Out-Law News 4 min. read
22 Sep 2009, 2:17 pm
An ECJ Advocate General has advised the Court that Google does not infringe companies' trade mark rights when AdWords allows other firms to pay for their adverts to be shown when a trade marked term is searched for.
Three French companies have taken Google to court arguing that their trade mark rights are infringed when other companies use their names as triggers for ads.
Google's AdWords system displays adverts next to the natural search results generated by a search term. Advertisers pay to have their ads appear beside chosen search terms.
The Google case will determine whether or not it is allowed to let companies bid to have their ads appear when terms trade marked by others are searched for.
ECJ Advocate General Poiares Maduro has advised the Court that Google's behaviour is legal and does not infringe the trade mark rights of companies.
He said that the situation is not like one company selling goods under another's trade mark because the trade mark is hidden in a transaction between an ad space buyer and Google.
"There is no good or service sold to the general public. The use is limited to a selection procedure which is internal to AdWords and concerns only Google and the advertisers," he wrote. "The service being sold, and to which the use of the keywords corresponding to the trade marks is linked, is therefore Google’s own service, AdWords. The use consisting in allowing advertisers to select in AdWords keywords which correspond to trade marks, so that ads for their sites are presented as results for searches involving those keywords, does not constitute a trade mark infringement."
Advocates General produce advice which judges at the ECJ can follow or not. The advice is reportedly followed in around 80% of cases.

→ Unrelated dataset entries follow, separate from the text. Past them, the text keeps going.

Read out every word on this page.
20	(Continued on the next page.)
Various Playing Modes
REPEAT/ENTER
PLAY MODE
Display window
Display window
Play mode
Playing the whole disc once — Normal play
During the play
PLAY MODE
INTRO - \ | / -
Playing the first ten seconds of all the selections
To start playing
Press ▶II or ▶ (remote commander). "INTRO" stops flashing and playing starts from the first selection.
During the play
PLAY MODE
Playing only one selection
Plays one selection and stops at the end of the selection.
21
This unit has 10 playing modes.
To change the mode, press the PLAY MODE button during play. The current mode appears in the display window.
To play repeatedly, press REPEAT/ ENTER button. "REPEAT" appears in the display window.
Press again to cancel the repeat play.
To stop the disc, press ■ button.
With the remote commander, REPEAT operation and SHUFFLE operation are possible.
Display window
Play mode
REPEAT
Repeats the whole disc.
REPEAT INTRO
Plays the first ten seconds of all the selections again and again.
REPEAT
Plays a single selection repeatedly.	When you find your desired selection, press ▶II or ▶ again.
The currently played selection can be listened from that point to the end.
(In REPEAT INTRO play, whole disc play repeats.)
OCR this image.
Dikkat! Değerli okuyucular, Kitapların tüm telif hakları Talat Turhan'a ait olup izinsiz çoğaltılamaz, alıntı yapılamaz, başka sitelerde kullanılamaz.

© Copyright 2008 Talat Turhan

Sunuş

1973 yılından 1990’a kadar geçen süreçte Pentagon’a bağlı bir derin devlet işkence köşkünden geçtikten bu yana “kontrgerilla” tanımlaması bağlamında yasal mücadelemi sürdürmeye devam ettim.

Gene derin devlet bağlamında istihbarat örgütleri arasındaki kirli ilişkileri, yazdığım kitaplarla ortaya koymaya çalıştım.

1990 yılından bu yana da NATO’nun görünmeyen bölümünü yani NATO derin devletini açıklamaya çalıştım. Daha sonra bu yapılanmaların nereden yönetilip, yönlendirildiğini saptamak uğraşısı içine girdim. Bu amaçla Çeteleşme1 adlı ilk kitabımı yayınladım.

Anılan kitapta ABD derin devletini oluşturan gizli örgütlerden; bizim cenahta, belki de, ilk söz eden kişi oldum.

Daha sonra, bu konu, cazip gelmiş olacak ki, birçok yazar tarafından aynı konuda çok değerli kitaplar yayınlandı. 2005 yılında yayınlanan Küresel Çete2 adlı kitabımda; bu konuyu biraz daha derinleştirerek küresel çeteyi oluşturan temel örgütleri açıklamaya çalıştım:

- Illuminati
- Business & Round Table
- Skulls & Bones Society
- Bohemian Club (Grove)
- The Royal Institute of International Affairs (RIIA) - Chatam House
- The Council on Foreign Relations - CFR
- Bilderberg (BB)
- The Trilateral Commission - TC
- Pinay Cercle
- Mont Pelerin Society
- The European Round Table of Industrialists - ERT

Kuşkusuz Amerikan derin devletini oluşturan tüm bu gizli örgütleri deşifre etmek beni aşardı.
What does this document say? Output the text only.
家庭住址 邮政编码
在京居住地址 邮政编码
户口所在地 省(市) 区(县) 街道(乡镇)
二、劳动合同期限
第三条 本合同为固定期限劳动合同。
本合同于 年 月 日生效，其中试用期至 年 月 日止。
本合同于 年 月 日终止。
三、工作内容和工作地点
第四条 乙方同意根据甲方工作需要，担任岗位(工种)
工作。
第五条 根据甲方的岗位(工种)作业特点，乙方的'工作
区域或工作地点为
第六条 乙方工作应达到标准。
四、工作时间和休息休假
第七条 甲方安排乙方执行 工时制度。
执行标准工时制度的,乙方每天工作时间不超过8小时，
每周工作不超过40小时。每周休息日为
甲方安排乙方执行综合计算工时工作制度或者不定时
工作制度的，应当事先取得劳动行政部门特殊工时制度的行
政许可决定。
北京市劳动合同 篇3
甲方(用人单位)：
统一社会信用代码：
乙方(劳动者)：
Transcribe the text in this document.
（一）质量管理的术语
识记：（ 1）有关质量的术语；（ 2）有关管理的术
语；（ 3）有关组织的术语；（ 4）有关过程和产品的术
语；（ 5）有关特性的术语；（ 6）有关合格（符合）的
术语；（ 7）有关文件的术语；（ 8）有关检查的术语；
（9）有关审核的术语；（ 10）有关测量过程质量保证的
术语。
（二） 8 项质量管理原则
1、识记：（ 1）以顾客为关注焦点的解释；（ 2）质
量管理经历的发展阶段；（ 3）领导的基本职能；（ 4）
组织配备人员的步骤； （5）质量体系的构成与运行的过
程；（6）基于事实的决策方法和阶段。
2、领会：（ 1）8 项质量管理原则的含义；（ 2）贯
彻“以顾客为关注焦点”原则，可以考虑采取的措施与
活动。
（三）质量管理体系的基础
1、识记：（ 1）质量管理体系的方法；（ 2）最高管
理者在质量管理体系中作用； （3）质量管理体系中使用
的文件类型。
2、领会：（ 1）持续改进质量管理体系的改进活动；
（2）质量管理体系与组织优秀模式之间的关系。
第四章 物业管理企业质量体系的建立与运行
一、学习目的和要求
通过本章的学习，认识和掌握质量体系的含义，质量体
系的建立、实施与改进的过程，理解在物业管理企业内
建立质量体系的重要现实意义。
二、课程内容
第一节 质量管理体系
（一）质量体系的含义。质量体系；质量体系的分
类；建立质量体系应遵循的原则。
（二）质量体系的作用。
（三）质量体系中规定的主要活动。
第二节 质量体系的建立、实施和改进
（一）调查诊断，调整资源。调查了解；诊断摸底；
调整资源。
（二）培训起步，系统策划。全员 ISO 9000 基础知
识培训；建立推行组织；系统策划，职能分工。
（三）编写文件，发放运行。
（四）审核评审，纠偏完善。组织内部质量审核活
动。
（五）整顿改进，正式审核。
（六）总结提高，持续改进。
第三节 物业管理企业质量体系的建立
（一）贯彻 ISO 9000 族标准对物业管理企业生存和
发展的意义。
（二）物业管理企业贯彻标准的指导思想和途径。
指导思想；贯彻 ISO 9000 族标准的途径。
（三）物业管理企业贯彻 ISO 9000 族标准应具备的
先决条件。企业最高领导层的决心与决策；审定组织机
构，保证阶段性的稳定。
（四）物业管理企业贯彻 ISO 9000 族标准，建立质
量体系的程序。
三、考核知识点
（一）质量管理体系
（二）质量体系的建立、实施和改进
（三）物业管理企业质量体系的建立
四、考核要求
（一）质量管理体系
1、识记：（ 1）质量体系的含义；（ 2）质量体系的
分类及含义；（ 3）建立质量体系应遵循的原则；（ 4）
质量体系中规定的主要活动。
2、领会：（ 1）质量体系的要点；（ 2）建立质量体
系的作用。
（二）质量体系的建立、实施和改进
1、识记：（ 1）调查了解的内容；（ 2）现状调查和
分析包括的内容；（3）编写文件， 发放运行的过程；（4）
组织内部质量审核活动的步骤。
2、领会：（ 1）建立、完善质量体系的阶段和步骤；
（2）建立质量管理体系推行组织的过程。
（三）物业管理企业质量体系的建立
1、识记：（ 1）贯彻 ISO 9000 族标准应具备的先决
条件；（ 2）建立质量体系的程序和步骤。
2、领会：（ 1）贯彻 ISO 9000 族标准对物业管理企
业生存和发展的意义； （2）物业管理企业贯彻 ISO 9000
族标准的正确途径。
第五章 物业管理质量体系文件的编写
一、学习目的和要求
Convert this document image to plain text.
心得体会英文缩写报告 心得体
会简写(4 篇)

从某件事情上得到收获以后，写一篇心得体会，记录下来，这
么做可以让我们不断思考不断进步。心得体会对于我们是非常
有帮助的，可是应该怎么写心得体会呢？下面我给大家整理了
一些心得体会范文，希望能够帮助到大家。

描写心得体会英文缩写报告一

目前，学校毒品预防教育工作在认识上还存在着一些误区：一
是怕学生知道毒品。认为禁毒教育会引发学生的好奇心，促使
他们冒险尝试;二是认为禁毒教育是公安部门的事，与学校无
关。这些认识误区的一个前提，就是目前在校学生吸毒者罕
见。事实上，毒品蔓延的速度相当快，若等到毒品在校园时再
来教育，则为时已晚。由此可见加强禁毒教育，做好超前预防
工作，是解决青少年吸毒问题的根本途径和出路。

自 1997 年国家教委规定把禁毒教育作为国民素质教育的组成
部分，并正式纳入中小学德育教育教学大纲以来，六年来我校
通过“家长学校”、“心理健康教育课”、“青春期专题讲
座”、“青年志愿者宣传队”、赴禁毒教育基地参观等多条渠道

Maduro said that there was a link between a trade marked keyword and the ads that it triggered, but that the existence of that link was not enough to establish trade mark infringement.
"Neither the display of ads nor the display of natural results in response to keywords which correspond to trade marks leads to a risk of confusion as to the origin of goods and services," he wrote. "Accordingly, neither AdWords nor Google’s search engine affects or is in danger of affecting the essential function of the trade mark."
Brand owners have taken court cases against Google over the issue in the UK, France, Germany and the US, and an ECJ ruling will be influential in settling other disputes.
The Attorney General said that, contrary to Google's claim, permitting people to bid on others' trade marks was a 'use' of trade marks. The question it had to answer, it said, was whether that use relates to goods and services and infringes holders' rights.
"The trade mark proprietors are urging the Court to … rule, in effect, that the mere possibility that a system – in the present cases, AdWords – may be used by a third party to infringe a trade mark means that such a system is, itself, in infringement," said Maduro. "Indeed, the trade mark proprietors do not wish to limit their claims to cases where AdWords is actually used by sites offering counterfeit goods; they want to nip that possibility in the bud by preventing Google from being able to make keywords corresponding to their trade marks available for selection."
"From the existence of a risk that AdWords may be used to promote those counterfeit sites, they deduce a general right to prevent the use of their trade marks as keywords. If the infringement lies in the use of those keywords in AdWords, as the trade mark proprietors claim, that is so whether or not the sites displayed in response actually infringe the trade mark," he wrote. "The Court is thus being asked to expand significantly the scope of trade mark protection. I shall make clear why I believe that it ought not to do so."
Maduro also said that he was worried about the power that ruling in favour of the trade mark holders would give them.
"I am concerned that, if trade mark proprietors were to be allowed to prevent those uses on the basis of trade mark protection, they would establish an absolute right of control over the use of their trade marks as keywords. Such an absolute right of control would cover, de facto, whatever could be shown and said in cyberspace with respect to the good or service associated with the trade mark," he said.
Intellectual property law expert Iain Connor of Pinsent Masons, the law firm behind OUT-LAW.COM, said that ruling in favour of the trade mark holders may not have that effect on natural results because trade mark law only applies to use in the course of trade. "By equating natural results with sponsored links the advocate general appears to be discounting the significance of the payment made by the advertiser to Google," he said.
The Advocate General did say, though, that because Google profits from the ads shown in its AdWords system it cannot qualify for the exemption from liability that the E-Commerce Directive gives to companies that are simply hosts of electronic information.
Connor said that he believed that Maduro had made a mistake.
"The Advocate General's opinion is self contradictory. EU law provides a defence to people who are not really involved in trade mark infringement and he says Google cannot rely on this defence," he said. "However, at the same time he does not think Google is liable for trade mark infringement because the AdWords scheme is something private between the advertiser and Google."
"This does not make sense as is evident from a simple Google search which displays sponsored links for competitor products and fake goods. As is often the case, we will have to wait for the European Court of Justice to make sense of it," he said.